The Bartlett Development Planning Unit


Sepideh Hajisoltani

Sepideh recounts experiences of studying MSc Building & Urban Design in Developmentat the Development Planning Unit

Sepideh Hajisoltani
I did my architectural studies in Iran at the University of Tabriz and the University of Sooreh. Like many other architects it was the strong passion for art and design that directed me towards choosing architecture. While I enjoyed my undergraduate study, I started to experience a conflict between what I was studying at the university and what I could experience in my city as a resident.

Many of the approaches promoted in the architecture school were not applicable to the city I was living in. I started to question my future role in shaping my city and it was then that I realised I had to shift my studies and my career. In my final year as an architecture student, following my keen interest in the social role of architects, I started working with Hamyaran Iran NGO Resource Centre; an organisation with the aim to provide people-centred development models with an emphasis on and a respect for sustainable development, environmental protection, community participation and poverty alleviation.

As a community architect and also a facilitator in Hamyaran, I contributed to a number of Urban Development Projects including; Child Friendly Neighborhood in downtown Tehran (an initiative by UNICEF adopted by the Municipality of Tehran), Disaster Risk Reduction and Use of Local Materials in Old Ardakan (In partnership with University of Grenoble and International Centre on Earthen Architecture) and Participatory Urban Planning in Old Ardakan. Whilst working here, I had the opportunity to be involved with marginalised local communities - including informal Afghan refugees, internally displaced people and female heads of the household - and learn from them.

It was fascinating for me to see the scale of their achievements despite having scarce resources and limited networks. Observing their interactions with their hosting ‘city’, I was inspired to do a master's degree and to engage with cultural, social, economic, political and spatial dimensions of cities.

I spent a year looking for the right institution offering a multidisciplinary course on social production of urban spaces until I found the MSc Building and Urban Design in Development. I successfully applied for the Ardalan Scholarship and started BUDD in September 2010. BUDD was an intense course that provided me with an amazing opportunity to recalibrate my approach towards urban development. A combination of London-based and overseas workshops and fieldwork exposed me to a wide range of ongoing projects that were all adopting innovative design in order to solve complex urban challenges.

For me BUDD turned out to be beyond a Master's Degree in the field of built environment; it was a unique chance to work with and learn from like-minded professionals (who are now valuable friends) from various different backgrounds with whom I share great memories today. It was a challenging exercise of teamwork, time management and cultural flexibility. After my graduation in 2011, I contributed to a number of research and advocacy projects in various organisations.

Among these works are: Sanctuary in the City?
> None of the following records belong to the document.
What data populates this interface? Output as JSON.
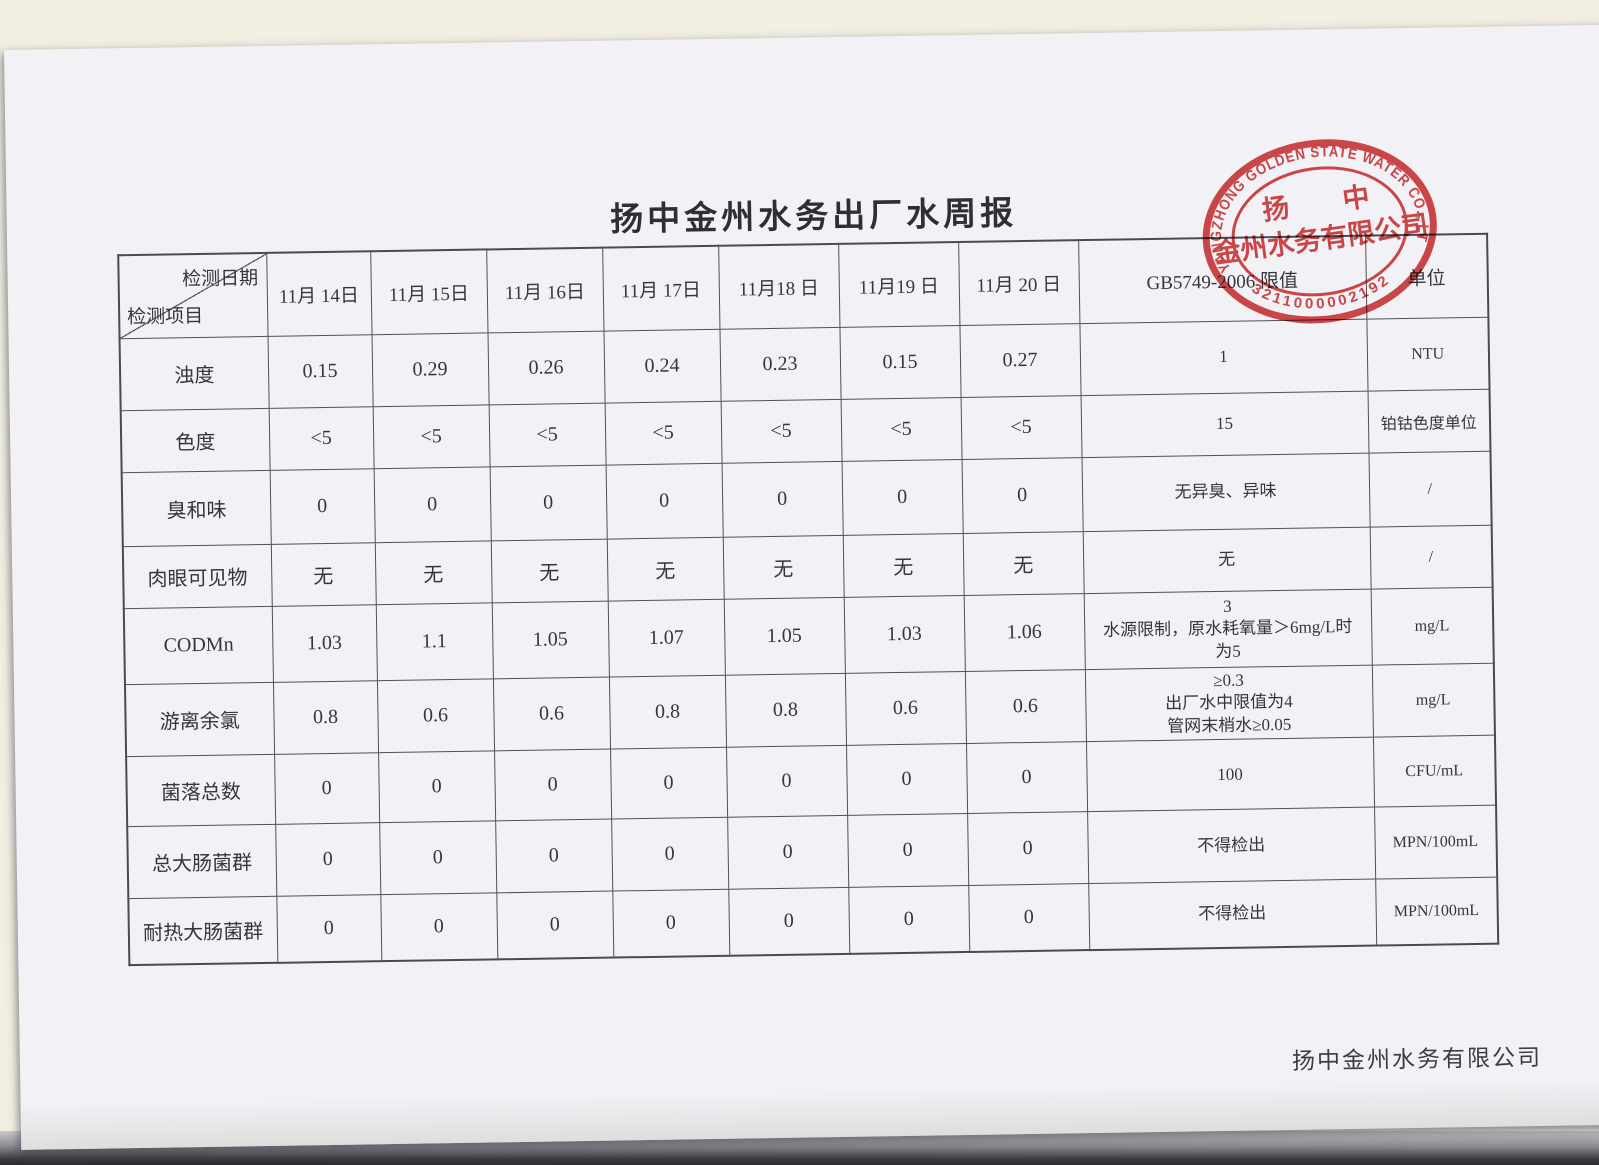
{
  "page": {
    "title": "扬中金州水务出厂水周报",
    "footer_company": "扬中金州水务有限公司"
  },
  "table": {
    "corner": {
      "top": "检测日期",
      "bottom": "检测项目"
    },
    "dates": [
      "11月 14日",
      "11月 15日",
      "11月 16日",
      "11月 17日",
      "11月18 日",
      "11月19 日",
      "11月 20 日"
    ],
    "limit_header": "GB5749-2006 限值",
    "unit_header": "单位",
    "rows": [
      {
        "label": "浊度",
        "values": [
          "0.15",
          "0.29",
          "0.26",
          "0.24",
          "0.23",
          "0.15",
          "0.27"
        ],
        "limit": "1",
        "unit": "NTU"
      },
      {
        "label": "色度",
        "values": [
          "<5",
          "<5",
          "<5",
          "<5",
          "<5",
          "<5",
          "<5"
        ],
        "limit": "15",
        "unit": "铂钴色度单位"
      },
      {
        "label": "臭和味",
        "values": [
          "0",
          "0",
          "0",
          "0",
          "0",
          "0",
          "0"
        ],
        "limit": "无异臭、异味",
        "unit": "/"
      },
      {
        "label": "肉眼可见物",
        "values": [
          "无",
          "无",
          "无",
          "无",
          "无",
          "无",
          "无"
        ],
        "limit": "无",
        "unit": "/"
      },
      {
        "label": "CODMn",
        "values": [
          "1.03",
          "1.1",
          "1.05",
          "1.07",
          "1.05",
          "1.03",
          "1.06"
        ],
        "limit": "3\n水源限制，原水耗氧量＞6mg/L时\n为5",
        "unit": "mg/L"
      },
      {
        "label": "游离余氯",
        "values": [
          "0.8",
          "0.6",
          "0.6",
          "0.8",
          "0.8",
          "0.6",
          "0.6"
        ],
        "limit": "≥0.3\n出厂水中限值为4\n管网末梢水≥0.05",
        "unit": "mg/L"
      },
      {
        "label": "菌落总数",
        "values": [
          "0",
          "0",
          "0",
          "0",
          "0",
          "0",
          "0"
        ],
        "limit": "100",
        "unit": "CFU/mL"
      },
      {
        "label": "总大肠菌群",
        "values": [
          "0",
          "0",
          "0",
          "0",
          "0",
          "0",
          "0"
        ],
        "limit": "不得检出",
        "unit": "MPN/100mL"
      },
      {
        "label": "耐热大肠菌群",
        "values": [
          "0",
          "0",
          "0",
          "0",
          "0",
          "0",
          "0"
        ],
        "limit": "不得检出",
        "unit": "MPN/100mL"
      }
    ]
  },
  "stamp": {
    "ring_text": "YANGZHONG GOLDEN STATE WATER CO., LTD.",
    "line1": "扬　　中",
    "line2": "金州水务有限公司",
    "number": "3211000002192",
    "color": "#d23a3a"
  }
}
Urban Displacement and vulnerability in Kabul in Overseas Development Institute (ODI), Manual of Zero Eviction Campaign for the International Alliance of Inhabitants (IAI), Urban Change Conference in Iran at UCL, Care Space at Social Dimensions of Health Institute (SDHI) at University of Dundee and urban sustainability editorial work for This Big City; a social media organisation sharing ideas and encouraging discussion about sustainable cities.

Today I work in the Development Management Team in Aberdeen City Council. Aberdeen is home to the international oil and gas industry and it experiences high development pressure and challenges. The practical knowledge gained at BUDD is a great asset for me to contribute to planning policy in this city. What I am bringing to the team is to show how developed countries such as the UK can learn from the achievements of the community-based development projects in the global south in order to achieve sustainable development goals.